Broadcast: January 1982
Watched: November 2020
Castrovalva, Part One
“I’m the Doctor! Or will be, if this regeneration works out.”
Striking how this starts by recapping the regeneration for viewers that may have missed Tom going – odd to think that, if you’d missed a few episodes, you wouldn’t know who most of these people are. Presumably this is why Adric gets kidnapped – because he’s the one the audience have known longest, so a threat to him seems more serious, and because it offers a chance to get to know the new cast.
The security guards are bloody violent with Tegan. Her spur of the moment theft of an ambulance is the coolest thing she ever does. It’s sort of weird the extent to which she is consciously fucking up her life for some guy she’s just met.
Weird how the fake Adric seems to have Adric’s consciousness – like the Flesh Amy, I suppose. But then why does he steer the TARDIS to its doom on the Master’s orders? Come to that, when exactly did the Master come up with this trap and why?
I love the unravelling of Tom’s costume, and the Hartnell & Troughton impressions... It feels telling that for the first time a post-regeneration story is reaching into the show’s past. Presumably, like the Five Faces season, it’s to remind the audience that there are more doctors than Tom? [The Five Faces of Doctor Who was a season of BBC2 repeats screened in autumn 1981. Fans have sometimes interpreted this as a sign that, after seven years of Tom Baker in the lead role, the BBC worried the public needed reminding that this guy changed his face.]
It’s sort of nice how Logopolis ends with the threat of the end of the universe, then Castrovalva opens with the threat of the start of it.
Castrovalva, Part Two
“You mean... zap?” Funny how there are two stories running about the laws of thermodynamics.

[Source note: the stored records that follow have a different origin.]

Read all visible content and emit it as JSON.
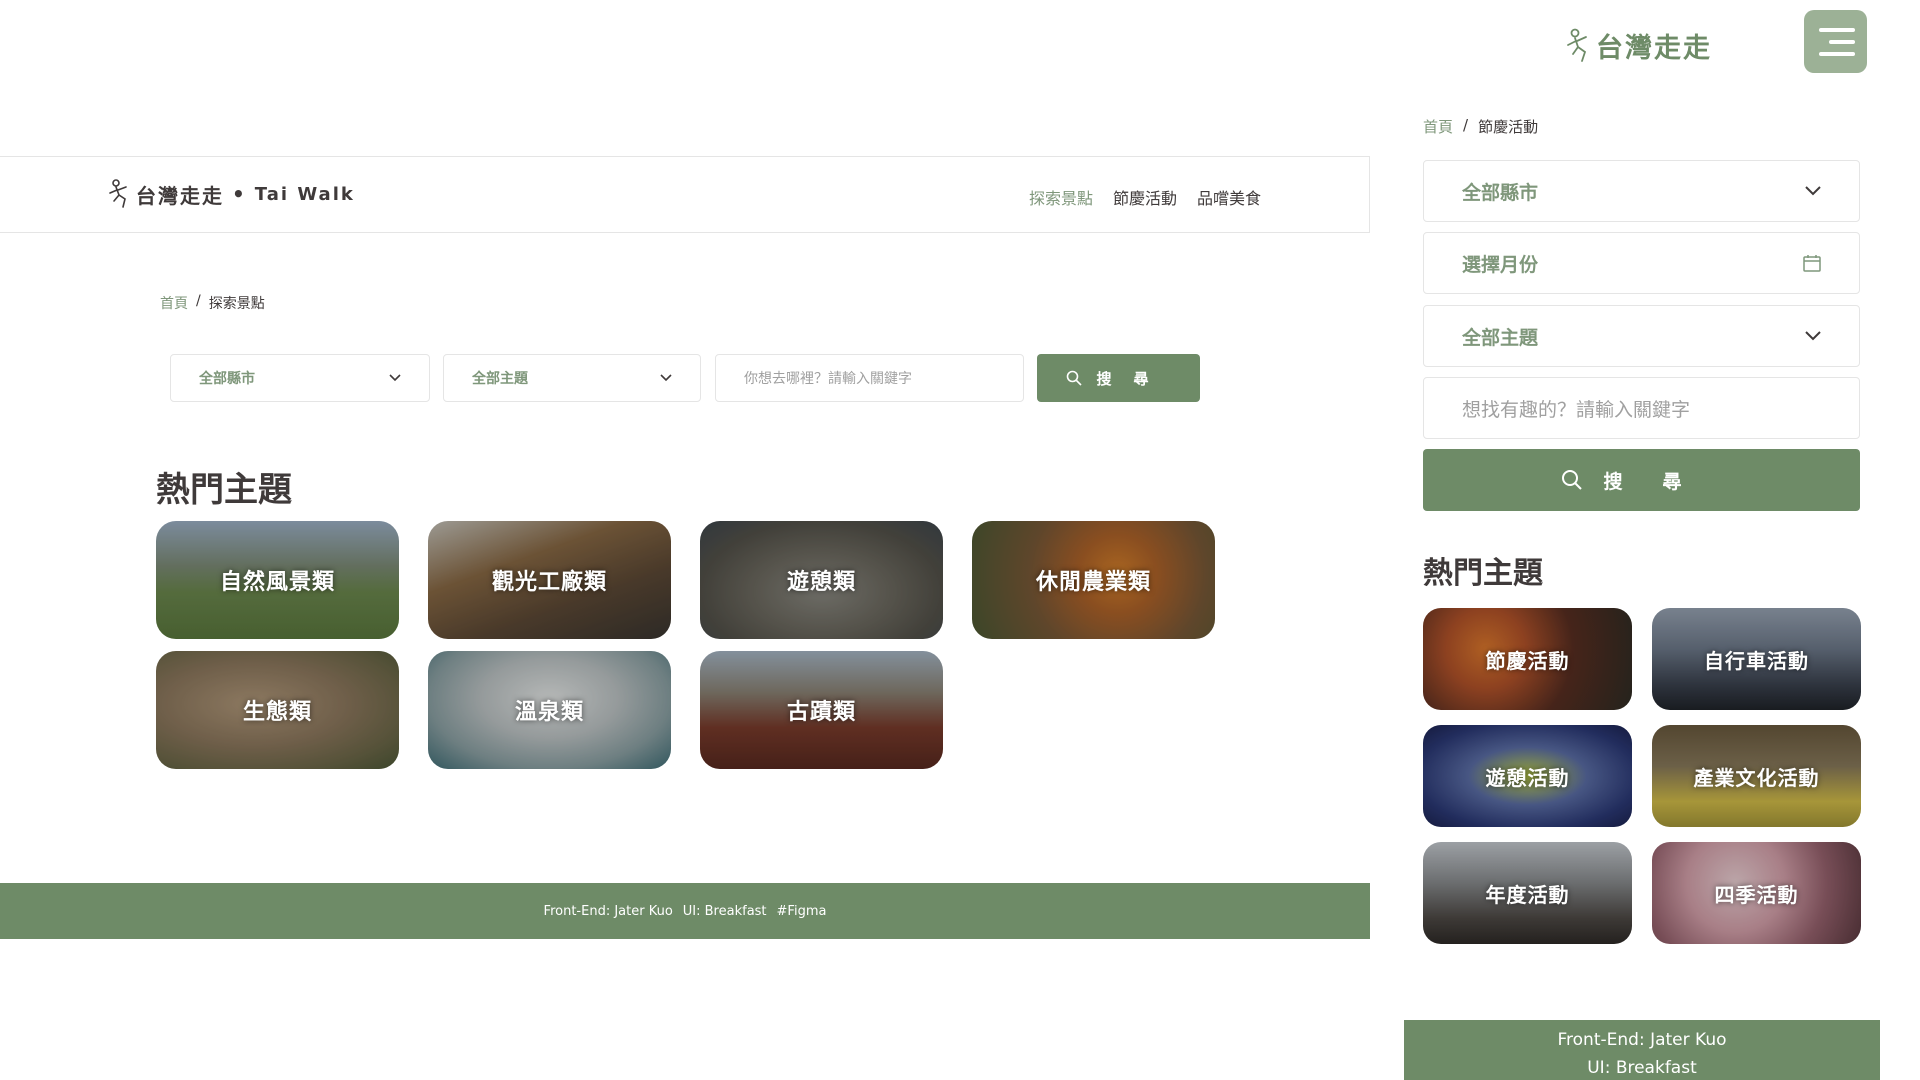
{
  "desktop": {
    "logo": {
      "name": "台灣走走",
      "dot": "•",
      "sub": "Tai Walk"
    },
    "nav": [
      "探索景點",
      "節慶活動",
      "品嚐美食"
    ],
    "breadcrumb": {
      "home": "首頁",
      "sep": "/",
      "current": "探索景點"
    },
    "filters": {
      "city": "全部縣市",
      "theme": "全部主題",
      "keyword_placeholder": "你想去哪裡？請輸入關鍵字",
      "search_label": "搜尋"
    },
    "hot_title": "熱門主題",
    "tiles": [
      "自然風景類",
      "觀光工廠類",
      "遊憩類",
      "休閒農業類",
      "生態類",
      "溫泉類",
      "古蹟類"
    ],
    "footer": {
      "frontend": "Front-End: Jater Kuo",
      "ui": "UI: Breakfast",
      "tag": "#Figma"
    }
  },
  "mobile": {
    "logo": "台灣走走",
    "breadcrumb": {
      "home": "首頁",
      "sep": "/",
      "current": "節慶活動"
    },
    "filters": {
      "city": "全部縣市",
      "month": "選擇月份",
      "theme": "全部主題",
      "keyword_placeholder": "想找有趣的？請輸入關鍵字",
      "search_label": "搜尋"
    },
    "hot_title": "熱門主題",
    "tiles": [
      "節慶活動",
      "自行車活動",
      "遊憩活動",
      "產業文化活動",
      "年度活動",
      "四季活動"
    ],
    "footer": {
      "frontend": "Front-End: Jater Kuo",
      "ui": "UI: Breakfast"
    }
  },
  "colors": {
    "brand_green": "#6e8b67",
    "light_green": "#9cb196",
    "text": "#3f3a3a",
    "muted": "#a0a0a0",
    "border": "#e5e5e5"
  }
}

Something quite Alice in Wonderland about the bit with “the solution” and so forth. Helpful how a wheelchair just appears.
It’s “funny” how often they play the “oooh, is Adric a traitor?” card, even if it only lasts about three minutes.
Are the smoke effects to show that the TARDIS is heating up new? The Master having a black TARDIS, like a teenaged goth, is a bit much.
Tegan has obviously managed to switch off the TARDIS’s “gravity always goes towards the floor” setting when she lands.
The zero cabinet looks like a coffin. The sequence of Tegan and Nyssa trying to push a wheelchair with a wardrobe on it through some woods like they’re on Taskmaster is dramatically necessary but strikingly boring to watch.
Castrovalva, Part Three
The recap goes on forever. Also the part 2 cliffhanger feels weirdly weak compared to parts 1 and 3 – given that it’s the one with the long gap before the next episode, that feels a bit backwards. [This season, and the next two, saw two episodes a week broadcast on consecutive nights: this season was Mondays and Tuesdays, the next Tuesdays and Wednesdays and the last Thursdays and Fridays.]
Anyway. Lots of great design in Castrovalva itself. As with most [writer Christopher H.] Bidmead stories it feels like a real place the regulars have arrived in, not just a thing for them to react to… which is quite funny, given where the story goes.
Ainley is having loads of fun in disguise as the Portreeve, mocking the Doctor by laughing at his inability to remember Adric and so forth. I quite like the red herring that Shardovan is the bad guy (him in black, the Portreeve in white).
It’s quite a headf*ck when town starts imploding. I wonder if the cliffhanger (”Recursive occlusion. Someone’s manipulating Castrovalva. We’re caught in a space-time trap!”) was confusing to the casuals?
Castrovalva, Part Four
“Why are all these women here? Is this a holiday?” Can’t work out if the sexism is Bidmead’s or the Master’s. None of the women have any dialogue, unless you count the little girl in part three.
The business with the window is very unclear. The Master comes quite close to violence towards Nyssa, which is not something I’m sure you’d do now.
How does the Doctor find out the Portreeve is the Master? He isn’t there when he’s unmasked. Is that what he’s watching through the window?
The ending is a bit hmm. There’s a bit of a rubbish fight scene in a corridor and then the regulars walk off, entirely unconcerned that all those people are dead. Are we meant to feel for the Castrovalvans or not? They’re sentient… except suddenly it’s like switching off a holodeck programme.
Davison is great, obviously. But the big question is, why is Ainley so much better as everyone else he plays, except the Master?